Formatore: -Udo C. Enwereuzor
E' responsabile per la Ricerca, formazione e Politiche di parità - Area Promozione dei Diritti di Cittadinanza del COSPE (Cooperazione per lo Sviluppo dei Paesi Emergenti), organizzazione non-governativa attiva nella promozione dei diritti delle minoranze, con sedi a Bologna, Firenze, Genova e Verona. Di formazione tecnico-scientifica, è impegnato dal 1991 nella ricerca, consulenza e formazione professionale per la parità d'opportunità e per il miglioramento delle organizzazioni.
Coordina dal 2001, l'ufficio italiano del Punto Focale Nazionale (NFP) della rete RAXEN costituita dall'Agenzia per i Diritti Fondamentali dell'Unione Europea (FRA). In questa capacità, ha scritto e supervisionato diversi rapporti su razzismo, xenofobia ed intolleranze collegate in Italia e su vari aspetti del monitoraggio del fenomeno. Dal 1998 al 2002, è stato il rappresentante per l'Italia nel Direttivo dell'European Network Against Racism (ENAR), una rete di circa 600 piccole associazioni . Responsabile scientifico dal 2004 al 2008 del Centro di tutela contro le Discrimiazioni della Provincia Autonoma di Bolzano - Alto Adige. Svolge una intensa attività di ricerca, formazione e consulenza sui temi della promozione dei diritti e politiche di integrazione degli immigrati in Italia.

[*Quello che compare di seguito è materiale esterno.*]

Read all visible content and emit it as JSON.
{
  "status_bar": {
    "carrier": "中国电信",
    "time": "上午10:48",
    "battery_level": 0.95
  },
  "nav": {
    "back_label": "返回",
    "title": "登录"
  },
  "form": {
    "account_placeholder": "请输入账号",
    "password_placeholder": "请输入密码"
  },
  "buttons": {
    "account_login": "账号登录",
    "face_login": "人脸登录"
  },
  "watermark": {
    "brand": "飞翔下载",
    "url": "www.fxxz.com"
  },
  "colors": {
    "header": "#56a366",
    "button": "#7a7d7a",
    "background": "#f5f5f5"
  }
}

Worshop sui pregiudizi "non verbali"
formatrice: Paola Corti
Proposta di formazione sulla Comunicazione FormAttiva
"O Romeo! Romeo! Perché tu sei Romeo? Rinnega tuo padre e rifiuta quel nome, o se non vuoi, legati al mio amore e più non sarò una Capuleti. Solo il tuo nome è nemico: tu sei tu, anche se non fossi uno dei Montecchi. Che cosa vuol dire Montecchi? Nè mano, non piede, né braccio, né viso, nulla di ciò che forma un corpo. Prendi un altro nome! Che c'è nel nome? Quella che chiamiamo rosa, anche con altro nome avrebbe il suo profumo. Anche Romeo senza più il suo nome sarebbe caro, com'è, e così perfetto. Rinuncia al tuo nome, Romeo, e per il il nome, che non è parte di te, prendi me stessa."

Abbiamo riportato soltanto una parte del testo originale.